Effect of Myrip and MyoVa on the delivery of SGs at the cell periphery. A, Principle of the experiment. NPY-labeled SGs were imaged by TIRFM. Their appearance in the TIRF area and their disappearance were manually monitored along time-series images. B, Quantification of the Myrip data. Myrip silencing increased the occurrence of SG arrival at the cell periphery and also the disappearance of SGs. The increase in SG appearance does not imply that Myrip silencing promotes SG delivery at the cell periphery (i.e., an increase in k1; see model in Fig. 10), but rather reflects the increase in the density of SGs in the cell center (we actually see an increase in k1C). *p < 0.05; Mann–Whitney test; n = 10 cells from 2 independent experiments. C, Quantification of the MyoVa data (same as in B, but for MyoVa silencing; n = 20 cells from two independent experiments). The effect of MyoVa knockdown is not as strong as that of Myrip knockdown (p = 0.07).
Myrip silencing interferes with SG motion along microtubules
To determine how Myrip controls the retention of SGs at the cell periphery, we characterized SG mobility in the subplasmalemmal region by TIRF imaging and single-particle tracking. The mean lateral diffusion coefficient (Dxy), an index of the mobility of SGs, on entire trajectories was significantly higher in Myrip-silenced cells (Dxy = 92.3 ± 7.2 × 10−4 μm2 · s−1; mean ± SE; 653 SGs from 10 cells) than in control cells (Dxy = 24.3 ± 5.2 × 10−4 μm2 · s−1; mean ± SE; 761 SGs from 10 cells; p = 0.007). The distribution of mean Dxy values computed on entire trajectories is shown in Figure 6A and indicates two major effects of Myrip silencing: (1) an increased proportion of SGs with a very high Dxy value (>50 × 10−4 μm2 · s−1) and (2) a 50% reduction in the percentage of almost-immobile SGs (Dxy < 5 × 10−4 μm2 · s−1).
Myrip silencing changes the mobility of SGs. Single SGs were imaged by TIRFM under resting conditions and tracked in BON cells transfected with siRNA duplexes (control, black bars; Myrip siRNA, white bars) and pNPY-GFP. A, Shown is the distribution of Dxy values computed on entire trajectories (n = 10 cells from 2 independent experiments; control, 761 SGs; Myrip-siRNA1, 653 SGs). Myrip silencing significantly reduced the percentage of SGs with Dxy < 5 × 10−4 μm2 · s−1 that are likely attached to the PM and increased the proportion of SGs with Dxy >50 × 10−4 μm2 · s−1 that are likely moving along microtubules. B, Myrip silencing increases SG velocity on microtubules. Subtrajectories corresponding to directed motion (i.e., along microtubules) were selected. Shown is the distribution of SG velocities in control cells (filled bars; 10 cells, 155 periods of directed motion) or in Myrip knockdown cells (open bars; 10 cells, 250 periods of directed motion). The distribution is shifted to the right upon Myrip silencing.
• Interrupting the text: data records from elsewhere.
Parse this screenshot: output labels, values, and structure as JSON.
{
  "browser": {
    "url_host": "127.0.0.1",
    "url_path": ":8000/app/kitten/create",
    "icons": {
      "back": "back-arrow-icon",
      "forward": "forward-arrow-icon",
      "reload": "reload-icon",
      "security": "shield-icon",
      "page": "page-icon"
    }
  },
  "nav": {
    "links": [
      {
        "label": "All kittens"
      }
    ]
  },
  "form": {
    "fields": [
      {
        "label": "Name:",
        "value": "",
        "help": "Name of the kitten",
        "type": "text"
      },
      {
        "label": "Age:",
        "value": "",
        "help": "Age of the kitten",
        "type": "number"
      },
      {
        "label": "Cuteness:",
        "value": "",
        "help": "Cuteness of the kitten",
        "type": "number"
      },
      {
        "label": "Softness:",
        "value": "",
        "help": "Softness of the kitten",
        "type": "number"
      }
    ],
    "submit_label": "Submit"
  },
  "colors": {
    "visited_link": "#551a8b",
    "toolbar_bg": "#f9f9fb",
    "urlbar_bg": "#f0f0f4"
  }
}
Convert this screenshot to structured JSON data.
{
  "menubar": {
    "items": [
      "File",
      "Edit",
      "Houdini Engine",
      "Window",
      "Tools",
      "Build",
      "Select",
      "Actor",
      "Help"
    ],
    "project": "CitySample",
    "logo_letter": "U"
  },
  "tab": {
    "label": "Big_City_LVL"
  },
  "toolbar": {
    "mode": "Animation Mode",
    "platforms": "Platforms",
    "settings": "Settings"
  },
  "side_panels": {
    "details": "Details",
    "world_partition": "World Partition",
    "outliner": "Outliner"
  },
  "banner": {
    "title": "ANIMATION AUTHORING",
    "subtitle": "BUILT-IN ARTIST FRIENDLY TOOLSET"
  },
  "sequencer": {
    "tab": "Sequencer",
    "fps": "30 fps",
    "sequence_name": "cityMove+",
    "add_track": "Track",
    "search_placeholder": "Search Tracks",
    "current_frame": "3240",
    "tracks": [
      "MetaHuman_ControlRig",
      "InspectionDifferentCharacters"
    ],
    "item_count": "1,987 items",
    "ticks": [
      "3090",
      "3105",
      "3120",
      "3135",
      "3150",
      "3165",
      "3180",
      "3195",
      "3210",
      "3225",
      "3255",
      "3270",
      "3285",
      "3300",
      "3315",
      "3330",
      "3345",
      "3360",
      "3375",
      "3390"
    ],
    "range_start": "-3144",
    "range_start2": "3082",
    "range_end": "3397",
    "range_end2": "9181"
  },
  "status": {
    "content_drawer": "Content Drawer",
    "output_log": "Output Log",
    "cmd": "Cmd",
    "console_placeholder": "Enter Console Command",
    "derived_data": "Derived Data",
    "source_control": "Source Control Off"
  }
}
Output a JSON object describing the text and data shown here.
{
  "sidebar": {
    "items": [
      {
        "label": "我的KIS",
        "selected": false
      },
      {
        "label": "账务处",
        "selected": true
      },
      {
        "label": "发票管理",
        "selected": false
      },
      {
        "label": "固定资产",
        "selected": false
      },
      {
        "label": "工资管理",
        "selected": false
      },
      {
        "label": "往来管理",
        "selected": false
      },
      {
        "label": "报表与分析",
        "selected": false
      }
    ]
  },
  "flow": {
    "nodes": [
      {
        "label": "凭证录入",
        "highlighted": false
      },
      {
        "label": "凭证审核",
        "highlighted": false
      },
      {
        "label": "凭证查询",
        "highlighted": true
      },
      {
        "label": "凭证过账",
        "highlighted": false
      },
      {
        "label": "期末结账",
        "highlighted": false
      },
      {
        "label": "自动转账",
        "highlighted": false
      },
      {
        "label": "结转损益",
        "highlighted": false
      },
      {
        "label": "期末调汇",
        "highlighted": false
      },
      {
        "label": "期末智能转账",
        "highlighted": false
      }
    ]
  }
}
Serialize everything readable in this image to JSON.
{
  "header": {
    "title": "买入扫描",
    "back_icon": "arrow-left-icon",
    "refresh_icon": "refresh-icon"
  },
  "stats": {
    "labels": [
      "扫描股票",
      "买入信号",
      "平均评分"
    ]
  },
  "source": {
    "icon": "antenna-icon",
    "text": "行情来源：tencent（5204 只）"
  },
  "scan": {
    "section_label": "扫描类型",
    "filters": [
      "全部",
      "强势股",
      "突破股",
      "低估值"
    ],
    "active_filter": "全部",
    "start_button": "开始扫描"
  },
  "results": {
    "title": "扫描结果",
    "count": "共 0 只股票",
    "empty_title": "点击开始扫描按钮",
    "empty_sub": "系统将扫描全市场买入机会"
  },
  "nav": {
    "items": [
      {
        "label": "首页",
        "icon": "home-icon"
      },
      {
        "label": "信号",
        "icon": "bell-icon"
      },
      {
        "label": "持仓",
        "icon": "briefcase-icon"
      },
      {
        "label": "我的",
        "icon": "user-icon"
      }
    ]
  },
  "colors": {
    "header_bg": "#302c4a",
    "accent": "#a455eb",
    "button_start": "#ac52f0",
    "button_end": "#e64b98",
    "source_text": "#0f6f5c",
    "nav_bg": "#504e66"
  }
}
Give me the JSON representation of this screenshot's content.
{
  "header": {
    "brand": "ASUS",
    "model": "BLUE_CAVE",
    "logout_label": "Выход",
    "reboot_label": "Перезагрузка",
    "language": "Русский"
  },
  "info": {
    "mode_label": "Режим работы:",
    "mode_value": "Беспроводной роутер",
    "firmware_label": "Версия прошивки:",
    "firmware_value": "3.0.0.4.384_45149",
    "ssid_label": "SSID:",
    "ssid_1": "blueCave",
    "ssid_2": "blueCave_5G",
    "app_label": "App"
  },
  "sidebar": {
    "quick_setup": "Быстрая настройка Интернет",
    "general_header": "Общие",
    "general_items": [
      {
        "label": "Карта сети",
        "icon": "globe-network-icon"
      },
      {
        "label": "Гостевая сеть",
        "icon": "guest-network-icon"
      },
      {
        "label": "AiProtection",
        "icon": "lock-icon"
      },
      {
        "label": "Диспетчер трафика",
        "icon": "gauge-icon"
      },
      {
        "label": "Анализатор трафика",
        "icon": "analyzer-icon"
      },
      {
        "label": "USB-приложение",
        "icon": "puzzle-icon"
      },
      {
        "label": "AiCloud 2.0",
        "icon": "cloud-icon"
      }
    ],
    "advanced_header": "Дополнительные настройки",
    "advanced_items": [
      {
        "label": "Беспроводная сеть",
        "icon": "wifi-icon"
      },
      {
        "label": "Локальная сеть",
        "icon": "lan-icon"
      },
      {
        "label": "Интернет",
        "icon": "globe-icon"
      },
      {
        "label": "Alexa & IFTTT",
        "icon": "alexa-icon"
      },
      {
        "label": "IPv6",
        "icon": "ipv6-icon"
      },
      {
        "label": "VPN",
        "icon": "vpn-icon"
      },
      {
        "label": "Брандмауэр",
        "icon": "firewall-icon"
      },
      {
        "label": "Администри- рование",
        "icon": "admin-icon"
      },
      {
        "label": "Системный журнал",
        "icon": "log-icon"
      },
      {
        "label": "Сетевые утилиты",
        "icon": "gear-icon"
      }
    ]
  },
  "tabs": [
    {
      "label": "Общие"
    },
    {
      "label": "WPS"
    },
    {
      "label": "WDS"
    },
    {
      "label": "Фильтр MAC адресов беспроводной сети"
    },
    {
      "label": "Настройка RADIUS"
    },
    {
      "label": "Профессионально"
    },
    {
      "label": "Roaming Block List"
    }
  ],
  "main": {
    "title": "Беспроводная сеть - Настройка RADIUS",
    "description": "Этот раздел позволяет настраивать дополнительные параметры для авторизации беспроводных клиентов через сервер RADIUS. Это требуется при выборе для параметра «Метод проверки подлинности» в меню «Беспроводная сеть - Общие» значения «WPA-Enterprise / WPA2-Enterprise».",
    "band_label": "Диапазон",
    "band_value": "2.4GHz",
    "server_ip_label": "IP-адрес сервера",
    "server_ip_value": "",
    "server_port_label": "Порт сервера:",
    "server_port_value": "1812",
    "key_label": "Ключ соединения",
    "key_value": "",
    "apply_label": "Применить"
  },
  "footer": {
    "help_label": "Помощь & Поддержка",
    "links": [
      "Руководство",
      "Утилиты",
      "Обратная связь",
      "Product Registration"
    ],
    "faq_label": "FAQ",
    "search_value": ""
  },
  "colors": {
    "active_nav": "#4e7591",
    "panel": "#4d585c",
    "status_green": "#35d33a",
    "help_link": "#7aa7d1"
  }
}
To further characterize the effect of Myrip on fast-moving SGs, we manually selected subtrajectories characterized by fast (Dxy > 50 × 10−4 μm2 · s−1) and directed motion. Such trajectories are severely reduced upon nocodazole treatment, indicating that they correspond to SGs moving along microtubules (Desnos et al., 2007b). The proportion of time spent in a directed motion was increased from 3.8 ± 0.4% in control cells to 11.5 ± 1.5% in Myrip knockdown cells (mean ± SE; p = 0.002). During these periods, SG velocity was 0.39 ± 0.02 μm · s−1 in control cells and 0.63 ± 0.03 μm · s−1 in Myrip-silenced cells (mean ± SE; p = 0.0002), and the distribution of velocity values was shifted to higher values by Myrip silencing (Fig. 6B). In addition, the length of microtubule-based runs was increased in Myrip knockdown cells (1.49 ± 0.11 μm) compared to control ones (1.15 ± 0.06 μm; p = 0.04).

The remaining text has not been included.